For the past few years, Fezah, a mobile phone application used to book artistes has been organizing intimate showcases for their artistes.
This in the past saw acts such as Lilian Mbabazi, Naava Grey, Giovani Kiyingi, Sandra Nankoma and Evon among others put on performances for an intimate audience.
Yet like all establishments, Fezah went on holiday towards Christmas and only announced their 2019 programmes at the end of January. On Saturday night, the Johnnie Walker Unplugged with Kenneth Mugabi officially kicked off the performance calendar.
With his 2016 album Kibunomu, Kenneth Mugabi has slowly cemented his position as one of the most respected Neo-soul artistes and his wordplay and ability to play more than an instrument is a bonus.
Armed with an acoustic guitar, he made it to the stage with his make shift session band Kemba, it comprises of singer Sheba Mwiza, Ronnie Bukenya, Lawrence Matovu and Eugene Gum, besides guitarist Aloysius Migadde that was not available, the rest of the band was the same as he had at his concert at the National Theatre towards the end of last year.

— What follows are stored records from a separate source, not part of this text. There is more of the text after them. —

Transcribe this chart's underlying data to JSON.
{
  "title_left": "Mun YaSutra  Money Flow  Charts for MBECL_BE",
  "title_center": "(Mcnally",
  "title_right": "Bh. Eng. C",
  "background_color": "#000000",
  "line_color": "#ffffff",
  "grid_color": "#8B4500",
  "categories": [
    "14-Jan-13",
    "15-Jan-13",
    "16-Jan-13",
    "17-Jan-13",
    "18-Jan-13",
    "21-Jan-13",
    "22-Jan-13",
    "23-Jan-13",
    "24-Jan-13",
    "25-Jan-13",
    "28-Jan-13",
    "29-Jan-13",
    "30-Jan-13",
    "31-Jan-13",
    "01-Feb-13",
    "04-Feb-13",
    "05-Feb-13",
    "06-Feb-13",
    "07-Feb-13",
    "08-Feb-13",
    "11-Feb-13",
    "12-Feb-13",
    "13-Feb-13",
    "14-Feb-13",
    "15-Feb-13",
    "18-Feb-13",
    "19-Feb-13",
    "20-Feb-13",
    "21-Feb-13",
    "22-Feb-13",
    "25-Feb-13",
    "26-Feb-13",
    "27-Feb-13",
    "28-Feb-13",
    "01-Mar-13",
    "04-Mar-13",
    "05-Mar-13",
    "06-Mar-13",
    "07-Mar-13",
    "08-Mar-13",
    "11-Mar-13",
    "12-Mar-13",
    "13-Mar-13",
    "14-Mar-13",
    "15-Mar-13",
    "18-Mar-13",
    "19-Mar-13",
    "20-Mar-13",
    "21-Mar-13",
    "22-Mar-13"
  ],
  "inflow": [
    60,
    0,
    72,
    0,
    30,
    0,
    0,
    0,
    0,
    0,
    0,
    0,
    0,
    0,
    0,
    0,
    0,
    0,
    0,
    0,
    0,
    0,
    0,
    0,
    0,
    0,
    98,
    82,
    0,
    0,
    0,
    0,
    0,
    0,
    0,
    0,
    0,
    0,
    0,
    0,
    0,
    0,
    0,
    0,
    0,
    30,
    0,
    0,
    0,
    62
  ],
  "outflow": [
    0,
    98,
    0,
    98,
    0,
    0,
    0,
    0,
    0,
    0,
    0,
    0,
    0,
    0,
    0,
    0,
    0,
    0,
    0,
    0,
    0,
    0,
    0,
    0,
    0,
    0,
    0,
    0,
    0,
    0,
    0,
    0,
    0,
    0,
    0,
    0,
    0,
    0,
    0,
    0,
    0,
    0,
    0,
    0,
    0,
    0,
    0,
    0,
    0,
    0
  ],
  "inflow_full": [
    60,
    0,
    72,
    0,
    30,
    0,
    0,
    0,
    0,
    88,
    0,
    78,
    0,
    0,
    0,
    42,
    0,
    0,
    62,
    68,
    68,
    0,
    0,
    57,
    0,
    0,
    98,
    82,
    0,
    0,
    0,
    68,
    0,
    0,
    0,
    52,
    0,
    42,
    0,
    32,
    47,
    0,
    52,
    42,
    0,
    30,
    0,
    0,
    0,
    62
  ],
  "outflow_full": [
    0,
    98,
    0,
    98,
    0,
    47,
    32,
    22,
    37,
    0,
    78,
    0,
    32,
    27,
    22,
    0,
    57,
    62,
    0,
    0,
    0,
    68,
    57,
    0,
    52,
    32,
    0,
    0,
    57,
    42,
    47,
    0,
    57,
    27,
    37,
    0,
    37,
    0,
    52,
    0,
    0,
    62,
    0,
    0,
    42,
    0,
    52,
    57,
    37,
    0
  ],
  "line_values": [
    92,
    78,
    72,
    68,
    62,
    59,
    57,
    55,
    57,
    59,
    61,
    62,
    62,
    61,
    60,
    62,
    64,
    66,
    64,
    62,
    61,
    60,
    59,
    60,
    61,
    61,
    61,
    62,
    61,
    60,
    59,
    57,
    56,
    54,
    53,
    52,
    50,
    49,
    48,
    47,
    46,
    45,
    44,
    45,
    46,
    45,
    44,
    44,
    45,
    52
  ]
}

Kicking things off with a mix of songs that included those from the old album, singles and those on the new album, the singer had some loyal followers as patrons at the Design Hub where the show was held.

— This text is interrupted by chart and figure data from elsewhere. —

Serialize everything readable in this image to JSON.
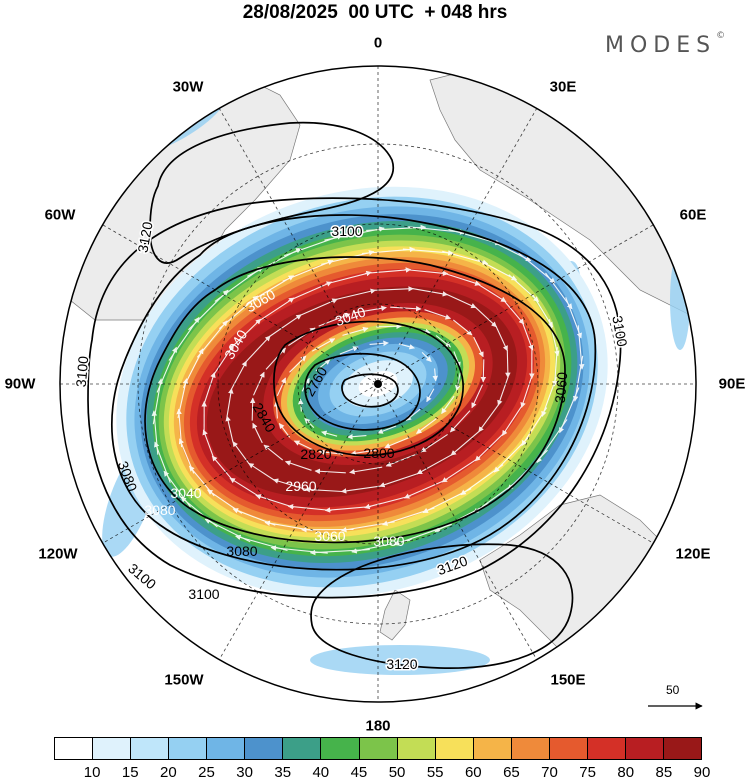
{
  "title": "28/08/2025  00 UTC  + 048 hrs",
  "brand": "MODES",
  "brand_mark": "©",
  "longitude_labels": {
    "lon_0": "0",
    "lon_30e": "30E",
    "lon_60e": "60E",
    "lon_90e": "90E",
    "lon_120e": "120E",
    "lon_150e": "150E",
    "lon_180": "180",
    "lon_150w": "150W",
    "lon_120w": "120W",
    "lon_90w": "90W",
    "lon_60w": "60W",
    "lon_30w": "30W"
  },
  "contour_labels": {
    "c1": "3120",
    "c2": "3100",
    "c3": "3100",
    "c4": "3100",
    "c5": "3060",
    "c6": "3080",
    "c7": "3080",
    "c8": "3080",
    "c9": "3080",
    "c10": "3100",
    "c11": "3100",
    "c12": "3120",
    "c13": "3120",
    "c14": "2800",
    "c15": "2820",
    "c16": "2840",
    "c17": "2760",
    "c18": "3040",
    "c19": "2960",
    "c20": "3060",
    "c21": "3060",
    "c22": "3040",
    "c23": "3040"
  },
  "vector_reference": "50",
  "colorbar": {
    "ticks": [
      "10",
      "15",
      "20",
      "25",
      "30",
      "35",
      "40",
      "45",
      "50",
      "55",
      "60",
      "65",
      "70",
      "75",
      "80",
      "85",
      "90"
    ],
    "colors": [
      "#ffffff",
      "#dff2fc",
      "#bfe6fa",
      "#95d0f2",
      "#6fb5e6",
      "#4d92cc",
      "#3c9f88",
      "#46b34b",
      "#7cc44a",
      "#c3dd55",
      "#f7e05a",
      "#f5b448",
      "#ef8a3a",
      "#e55a2e",
      "#d43027",
      "#b81e22",
      "#991818"
    ]
  },
  "colors": {
    "land": "#ececec",
    "coast": "#7a7a7a",
    "ring_0": "#ffffff",
    "ring_1": "#dff2fc",
    "ring_2": "#95d0f2",
    "ring_3": "#6fb5e6",
    "ring_4": "#4d92cc",
    "ring_5": "#3c9f88",
    "ring_6": "#46b34b",
    "ring_7": "#7cc44a",
    "ring_8": "#c3dd55",
    "ring_9": "#f7e05a",
    "ring_10": "#f5b448",
    "ring_11": "#ef8a3a",
    "ring_12": "#e55a2e",
    "ring_13": "#d43027",
    "ring_14": "#b81e22",
    "ring_15": "#991818"
  }
}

Singing word for word of songs like Musheshe, Neyanziza, Nkwegomba and Amaaso Gotulo among others, they made work easier for the artist who had curated his set list that well.

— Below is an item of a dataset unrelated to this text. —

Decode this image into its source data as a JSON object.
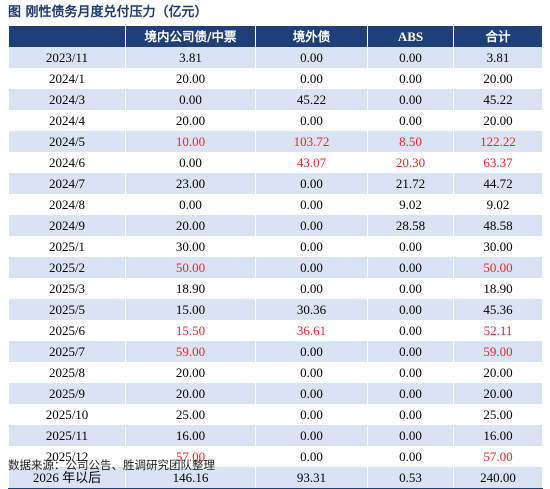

But it was songs like Kibunomu and Nambi that explored the artiste’s wordplay, chemistry with his band as well as the audience. On songs like Rita, a ballad mostly played on the piano, he was joined by saxophonist Happy Kyazze whose rough style always takes many by surprise yet infectious.
But it was Naki that people were mostly interested in – three years after audiences got introduced to the song during a Qwela Junction performance, it is one of the songs that still engages and gets people dancing.
And of course Mugabi did not disappoint, starting it off with a tube fiddle and later the guitar, he cried out to Naki and the audience did ask for an encore, though it wasn’t meant to happen.
Instead, what they got was a bonus song, Katambala where he was joined by Kyazze but this time, with his young brother Michael Kitanda.
According to Elijah Kitaka, this is the first of the more than 50 shows they have set out to host this year with the next one being a tribute to fallen Zimbabwean artiste Oliver Mtukudzi.